A few things that make it easier:
- Freeze the extra. Butter freezes beautifully for months. I keep a couple of spare sticks in the freezer and pull them as needed.
- Separate your two butters. I keep unsalted in the main fridge and salted in the door or butter dish, so I never grab the wrong one mid-recipe.
- Keep your spreading butter soft. For the salted stick you reach for on toast, a butter keeper holds it spreadable on the counter without it spoiling — no more tearing up bread with a cold, hard pat. (Stick to salted for this; the salt is what keeps counter butter safe.)
- Buy what you’ll use. If unsalted turns over slower in your house, buy smaller amounts and let the freezer hold the backups.
The Bottom Line: When In Doubt, Go Unsalted
If you take nothing else from this: when a recipe just says “butter,” reach for unsalted.
It gives you control, it keeps baking predictable, and it lets you add salt on purpose instead of inheriting a mystery amount.
Keep salted around for toast and popcorn and the moments convenience wins — but let unsalted be your default.
It’s one small decision you make once. Set it, and every recipe after gets a little easier.
Salted vs Unsalted Butter FAQ
Do you use salted or unsalted butter for baking?
Unsalted, almost always. Baking recipes are written assuming the butter adds no salt, so unsalted lets the recipe’s measured salt do its job. If you only have salted, you can still bake with it — just cut the added salt by about ¼ teaspoon per stick of butter.
Can I use salted butter instead of unsalted in a recipe?
Usually yes, with a small adjustment: reduce the added salt by about ¼ teaspoon per stick of butter. For baking, unsalted is still the safer bet because salt content varies by brand.
Is salted or unsalted butter better?
Neither is better across the board. Unsalted gives you more control and is the default for baking and most cooking; salted is better for finishing, toast, and table use.
What happens if you use salted butter instead of unsalted?
Your food comes out a little saltier, and in baking the flavor can read slightly off since recipes are built around unsalted. In savory cooking you can just season less to make up for it.

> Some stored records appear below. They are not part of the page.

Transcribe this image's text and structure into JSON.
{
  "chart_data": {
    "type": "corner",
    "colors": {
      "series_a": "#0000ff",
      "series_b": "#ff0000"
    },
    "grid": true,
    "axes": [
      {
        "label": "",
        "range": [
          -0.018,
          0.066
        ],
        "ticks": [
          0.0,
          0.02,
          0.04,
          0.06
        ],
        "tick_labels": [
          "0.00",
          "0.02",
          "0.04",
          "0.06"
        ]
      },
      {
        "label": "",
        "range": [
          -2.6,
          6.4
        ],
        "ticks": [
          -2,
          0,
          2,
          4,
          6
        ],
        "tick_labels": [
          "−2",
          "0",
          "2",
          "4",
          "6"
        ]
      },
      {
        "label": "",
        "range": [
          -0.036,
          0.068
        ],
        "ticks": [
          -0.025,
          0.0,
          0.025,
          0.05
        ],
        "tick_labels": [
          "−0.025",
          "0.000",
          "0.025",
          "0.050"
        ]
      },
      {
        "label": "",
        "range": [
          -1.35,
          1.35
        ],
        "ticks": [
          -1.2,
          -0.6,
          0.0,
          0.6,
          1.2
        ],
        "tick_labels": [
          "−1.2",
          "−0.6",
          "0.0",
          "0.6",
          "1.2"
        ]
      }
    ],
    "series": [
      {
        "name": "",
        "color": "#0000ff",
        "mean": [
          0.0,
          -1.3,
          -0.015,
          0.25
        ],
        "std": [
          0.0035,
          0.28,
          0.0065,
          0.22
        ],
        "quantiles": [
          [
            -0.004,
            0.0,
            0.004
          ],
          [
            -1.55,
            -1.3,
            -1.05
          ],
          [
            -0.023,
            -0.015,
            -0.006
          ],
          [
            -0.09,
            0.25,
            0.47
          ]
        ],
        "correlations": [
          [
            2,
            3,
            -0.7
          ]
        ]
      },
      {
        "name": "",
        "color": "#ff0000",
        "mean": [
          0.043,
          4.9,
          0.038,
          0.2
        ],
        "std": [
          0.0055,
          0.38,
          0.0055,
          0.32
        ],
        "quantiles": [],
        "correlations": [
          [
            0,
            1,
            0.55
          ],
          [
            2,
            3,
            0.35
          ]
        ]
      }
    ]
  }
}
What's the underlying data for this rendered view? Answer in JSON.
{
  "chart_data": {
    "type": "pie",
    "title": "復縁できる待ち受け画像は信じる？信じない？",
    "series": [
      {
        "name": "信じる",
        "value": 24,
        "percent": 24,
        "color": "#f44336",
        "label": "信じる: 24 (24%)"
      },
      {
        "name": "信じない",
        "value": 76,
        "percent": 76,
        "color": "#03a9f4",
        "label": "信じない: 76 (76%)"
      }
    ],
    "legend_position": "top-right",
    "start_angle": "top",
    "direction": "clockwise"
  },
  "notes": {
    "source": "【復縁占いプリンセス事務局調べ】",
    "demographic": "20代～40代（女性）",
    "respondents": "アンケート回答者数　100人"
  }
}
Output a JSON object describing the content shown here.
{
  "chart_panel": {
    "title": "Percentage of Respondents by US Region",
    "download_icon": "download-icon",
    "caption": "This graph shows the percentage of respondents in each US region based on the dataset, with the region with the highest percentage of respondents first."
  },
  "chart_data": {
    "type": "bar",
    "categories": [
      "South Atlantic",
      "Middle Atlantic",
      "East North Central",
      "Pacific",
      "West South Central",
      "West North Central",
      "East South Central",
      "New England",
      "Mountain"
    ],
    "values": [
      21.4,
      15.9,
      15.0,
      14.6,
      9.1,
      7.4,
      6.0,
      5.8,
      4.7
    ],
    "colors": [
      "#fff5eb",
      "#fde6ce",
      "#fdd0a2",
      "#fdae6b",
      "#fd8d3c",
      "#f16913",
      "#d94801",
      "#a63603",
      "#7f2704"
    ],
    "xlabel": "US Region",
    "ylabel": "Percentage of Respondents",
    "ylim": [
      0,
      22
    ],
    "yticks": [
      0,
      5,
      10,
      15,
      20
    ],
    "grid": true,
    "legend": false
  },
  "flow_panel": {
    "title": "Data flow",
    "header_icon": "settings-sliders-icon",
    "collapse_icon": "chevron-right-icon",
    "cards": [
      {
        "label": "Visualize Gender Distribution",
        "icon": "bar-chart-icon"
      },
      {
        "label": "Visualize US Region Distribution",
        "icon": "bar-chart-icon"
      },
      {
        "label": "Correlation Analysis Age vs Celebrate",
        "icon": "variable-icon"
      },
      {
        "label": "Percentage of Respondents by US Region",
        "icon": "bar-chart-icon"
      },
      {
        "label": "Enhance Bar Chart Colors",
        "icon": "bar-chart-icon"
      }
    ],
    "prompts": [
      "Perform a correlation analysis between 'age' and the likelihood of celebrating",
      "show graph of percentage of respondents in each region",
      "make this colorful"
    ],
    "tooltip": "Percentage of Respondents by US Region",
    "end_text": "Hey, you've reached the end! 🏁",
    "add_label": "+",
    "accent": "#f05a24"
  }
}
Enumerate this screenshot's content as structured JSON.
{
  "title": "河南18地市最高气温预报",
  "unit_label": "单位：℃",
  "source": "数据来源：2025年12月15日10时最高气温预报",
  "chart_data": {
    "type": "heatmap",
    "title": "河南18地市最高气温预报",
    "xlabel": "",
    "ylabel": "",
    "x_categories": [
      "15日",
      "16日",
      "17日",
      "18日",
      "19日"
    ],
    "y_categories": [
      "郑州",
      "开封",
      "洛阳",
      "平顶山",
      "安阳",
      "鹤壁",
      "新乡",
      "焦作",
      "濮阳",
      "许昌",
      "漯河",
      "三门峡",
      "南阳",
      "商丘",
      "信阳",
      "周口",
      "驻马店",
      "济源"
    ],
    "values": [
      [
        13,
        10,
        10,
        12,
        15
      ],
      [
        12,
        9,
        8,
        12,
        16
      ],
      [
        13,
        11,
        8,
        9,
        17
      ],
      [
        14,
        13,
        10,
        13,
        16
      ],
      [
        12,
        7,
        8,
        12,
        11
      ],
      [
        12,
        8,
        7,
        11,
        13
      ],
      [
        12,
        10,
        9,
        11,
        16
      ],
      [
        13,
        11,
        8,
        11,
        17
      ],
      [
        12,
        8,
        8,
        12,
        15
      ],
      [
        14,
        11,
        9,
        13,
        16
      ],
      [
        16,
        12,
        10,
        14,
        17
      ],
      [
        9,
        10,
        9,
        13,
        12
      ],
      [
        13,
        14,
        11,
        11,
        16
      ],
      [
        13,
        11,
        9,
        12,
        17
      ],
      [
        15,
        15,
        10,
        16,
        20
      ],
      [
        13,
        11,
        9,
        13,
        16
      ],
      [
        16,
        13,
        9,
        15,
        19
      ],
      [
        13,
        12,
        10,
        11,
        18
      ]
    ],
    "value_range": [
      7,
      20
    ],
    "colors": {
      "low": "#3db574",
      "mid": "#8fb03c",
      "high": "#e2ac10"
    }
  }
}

How much salt is in salted butter?
Roughly ¼ teaspoon per stick, but it varies by brand — which is exactly why unsalted is easier to cook with predictably.
Is unsalted butter healthier?
Only in that it lets you control your sodium. Nutritionally the two are nearly identical, so the difference comes down to how much salt you want to add yourself. If you’re really asking which butter is healthiest overall, that’s a bigger question — I cover it in my guide to the healthiest butter.